In other words, the bio-bugs were reproducing and passing on the scientifically altered gene to their offspring, which were surviving. According to the theory of GM mosquitoes, this was not supposed to happen; the offspring of females that mated with the genetically modified males should not have survived, thereby cutting the population.
In the research paper published in the Scientific Reports section of Nature, the authors said rare viable hybrid offspring between the release strain and the local population were sufficiently robust to be able to reproduce.
“It is unclear how this may affect disease transmission or affect other efforts to control these dangerous vectors. These results highlight the importance of having in place a genetic monitoring program during such releases to detect un-anticipated outcomes,” the scientists said.

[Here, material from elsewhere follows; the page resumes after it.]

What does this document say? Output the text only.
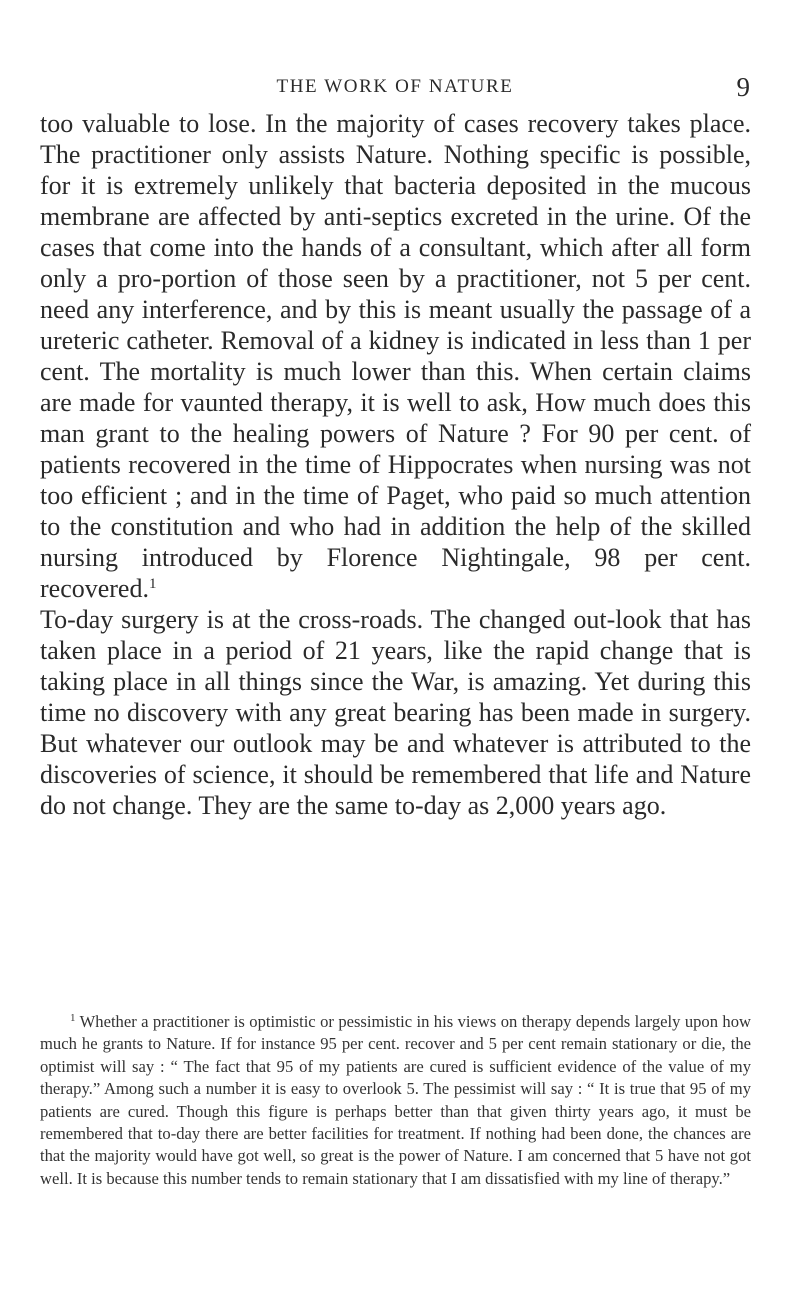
THE WORK OF NATURE	9

too valuable to lose. In the majority of cases recovery takes place. The practitioner only assists Nature. Nothing specific is possible, for it is extremely unlikely that bacteria deposited in the mucous membrane are affected by anti-septics excreted in the urine. Of the cases that come into the hands of a consultant, which after all form only a pro-portion of those seen by a practitioner, not 5 per cent. need any interference, and by this is meant usually the passage of a ureteric catheter. Removal of a kidney is indicated in less than 1 per cent. The mortality is much lower than this. When certain claims are made for vaunted therapy, it is well to ask, How much does this man grant to the healing powers of Nature ? For 90 per cent. of patients recovered in the time of Hippocrates when nursing was not too efficient ; and in the time of Paget, who paid so much attention to the constitution and who had in addition the help of the skilled nursing introduced by Florence Nightingale, 98 per cent. recovered.$^1$

To-day surgery is at the cross-roads. The changed out-look that has taken place in a period of 21 years, like the rapid change that is taking place in all things since the War, is amazing. Yet during this time no discovery with any great bearing has been made in surgery. But whatever our outlook may be and whatever is attributed to the discoveries of science, it should be remembered that life and Nature do not change. They are the same to-day as 2,000 years ago.

$^1$ Whether a practitioner is optimistic or pessimistic in his views on therapy depends largely upon how much he grants to Nature. If for instance 95 per cent. recover and 5 per cent remain stationary or die, the optimist will say : “ The fact that 95 of my patients are cured is sufficient evidence of the value of my therapy.” Among such a number it is easy to overlook 5. The pessimist will say : “ It is true that 95 of my patients are cured. Though this figure is perhaps better than that given thirty years ago, it must be remembered that to-day there are better facilities for treatment. If nothing had been done, the chances are that the majority would have got well, so great is the power of Nature. I am concerned that 5 have not got well. It is because this number tends to remain stationary that I am dissatisfied with my line of therapy.”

With traditional insecticides becoming less and less effective against the Aedes aegypti, the Cayman Islands was one of several countries which partnered with Oxitec to release their genetically manipulated male mosquitoes, which carried a fluorescent protein gene to allow detection of the offspring. Millions of mosquitoes were released in West Bay during the pilot project, which was terminated last year, but the largest such release so far was in Jacobina in Brazil.
The researchers monitored the release to determine if it impacted the genetics of the natural population. They set out from the position that if the bio-bugs were working as intended, the result would simply be a drop in mosquito numbers and the genetics of the target population would not be affected.
However, it appears that 3-4% of the offspring from matings of OX513A with wild mosquitoes have survived to adulthood, and although they are weak, scientists do not yet know if they are fertile.
“The degree of introgression is not trivial,” the scientists concluded, adding that it is not known what impacts this might have on disease control and transmission. They warned that introgression of genetically modified genes into the next generation could introduce other relevant genes such as insecticide resistance.